Это было одно из последних старых зимовий. Построили его еще, наверно, в двадцатых годах, когда люди валом валили на золотые прииски. Давным-давно отработанные— там уже ни грамма золота, — они еще попадались в тайге; иногда даже целые заброшенные поселки.
Бревенчатые стены, проконопаченные мхом, сверкали от инея. С двух сторон шли длинные сплошные нары. Посредине — ладно сколоченный стол, неподъемные скамьи, отполированные за долгое время до блеска. Над столом покачивалась от сквозняка керосиновая лампа «чудо». Никогда не видел в продаже таких ламп. Может, их доставляли из прошлого столетия на машине времени?
Нас с поклонами встретил хозяин зимовья, пожилой якут Егор Слепцов, и усадил, видимо, на почетном месте, между раскаленной плитой и цветастой штапельной занавеской, за которой стояла железная кровать.
Плита нещадно палила, и мы поспешили снять пальто, после чего уселись на табуретках за небольшим квадратным столом.
Мне показалось, что Егор тревожно поглядывает в сторону остальных гостей. Их было пятеро — бледных, худосочных, горластых парней, как-то неестественно оживленных, Одеты они были кто во что горазд, только башмаки одинаковые. Парни с наигранной лихостью играли в карты, уснащая речь дичайшим жаргоном, и с детским любопытством поглядывали на нас. Я подумал, что это, наверное, бывшие уголовники. Где-то в этих краях была колония.
Слепцов заварил чай прямо в большом закопченном чайнике, булькавшем на плите, и налил нам по кружке. Сахар он подал на тарелке. Черствый хлеб положил прямо на чисто выскобленный стол.
Я посмотрел на встревоженного зимовщика, на картежников, на этот мрачный барак и от души пожалел, что мы не добрались до обсерватории. Не знаю, жалел ли об этом Марк.

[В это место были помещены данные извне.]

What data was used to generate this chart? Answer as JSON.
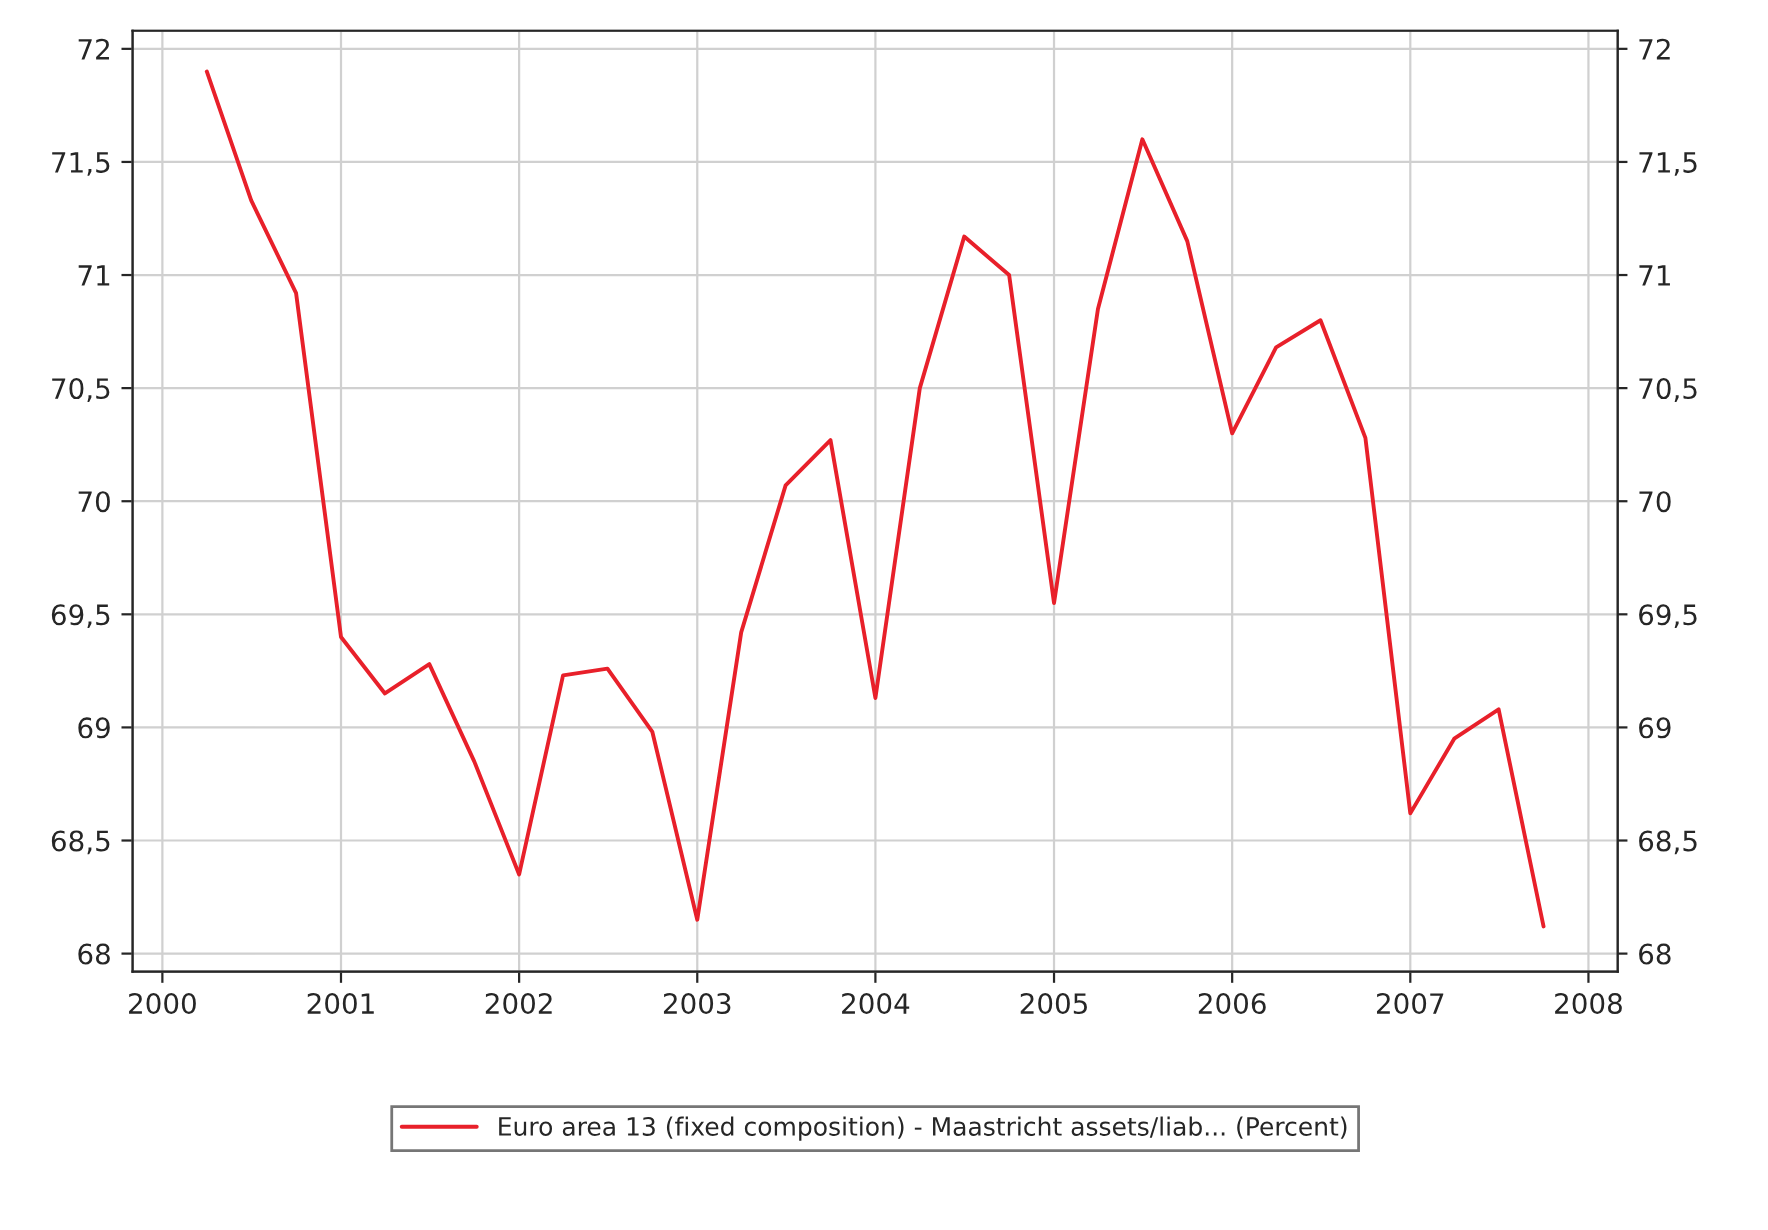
{
  "chart_data": {
    "type": "line",
    "x": [
      "2000-04",
      "2000-07",
      "2000-10",
      "2001-01",
      "2001-04",
      "2001-07",
      "2001-10",
      "2002-01",
      "2002-04",
      "2002-07",
      "2002-10",
      "2003-01",
      "2003-04",
      "2003-07",
      "2003-10",
      "2004-01",
      "2004-04",
      "2004-07",
      "2004-10",
      "2005-01",
      "2005-04",
      "2005-07",
      "2005-10",
      "2006-01",
      "2006-04",
      "2006-07",
      "2006-10",
      "2007-01",
      "2007-04",
      "2007-07",
      "2007-10"
    ],
    "series": [
      {
        "name": "Euro area 13 (fixed composition) - Maastricht assets/liab... (Percent)",
        "color": "#e8202a",
        "values": [
          71.9,
          71.33,
          70.92,
          69.4,
          69.15,
          69.28,
          68.85,
          68.35,
          69.23,
          69.26,
          68.98,
          68.15,
          69.42,
          70.07,
          70.27,
          69.13,
          70.5,
          71.17,
          71.0,
          69.55,
          70.85,
          71.6,
          71.15,
          70.3,
          70.68,
          70.8,
          70.28,
          68.62,
          68.95,
          69.08,
          68.12
        ]
      }
    ],
    "xlim": [
      "1999-11",
      "2008-03"
    ],
    "xticks": [
      {
        "value": "2000-01",
        "label": "2000"
      },
      {
        "value": "2001-01",
        "label": "2001"
      },
      {
        "value": "2002-01",
        "label": "2002"
      },
      {
        "value": "2003-01",
        "label": "2003"
      },
      {
        "value": "2004-01",
        "label": "2004"
      },
      {
        "value": "2005-01",
        "label": "2005"
      },
      {
        "value": "2006-01",
        "label": "2006"
      },
      {
        "value": "2007-01",
        "label": "2007"
      },
      {
        "value": "2008-01",
        "label": "2008"
      }
    ],
    "ylim": [
      67.92,
      72.08
    ],
    "yticks": [
      68,
      {
        "value": 68.5,
        "label": "68,5"
      },
      69,
      {
        "value": 69.5,
        "label": "69,5"
      },
      70,
      {
        "value": 70.5,
        "label": "70,5"
      },
      71,
      {
        "value": 71.5,
        "label": "71,5"
      },
      72
    ],
    "y2lim": [
      67.92,
      72.08
    ],
    "y2ticks": [
      68,
      {
        "value": 68.5,
        "label": "68,5"
      },
      69,
      {
        "value": 69.5,
        "label": "69,5"
      },
      70,
      {
        "value": 70.5,
        "label": "70,5"
      },
      71,
      {
        "value": 71.5,
        "label": "71,5"
      },
      72
    ],
    "grid": true,
    "legend": "bottom",
    "marker": "none",
    "line_style": "solid"
  }
}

Он, к моему удивлению, поздоровался за руку с одним из парней, назвав его Миша Мору, и коротко спросил его о чем-то. Только этот Миша, видимо цыган, и имел имя. Остальные вместо имени носили клички. К концу этого бесконечного вечера я их усвоил: «Гусь», «Сурок», «Топорик» и «Рахит». Самый противный среди них был Гусь: с большим кадыком, носатый, жилистый, изжелта-смуглый. На висках его набрякли жилы. Волосы были редкие и жирные, серого цвета. Маленькие водянистые глаза смотрели подозрительно, недоверчиво. Несомненно, он был самый злой в этой компании, где явно повелевал. Наверно, ему нравилось быть вожаком. Забегая вперед, скажу — этот прожженный тип все же имел имя: Семен Шашлов. Он был рецидивист, но уже два года, как освободился от заключения, работал и пока законов не нарушал.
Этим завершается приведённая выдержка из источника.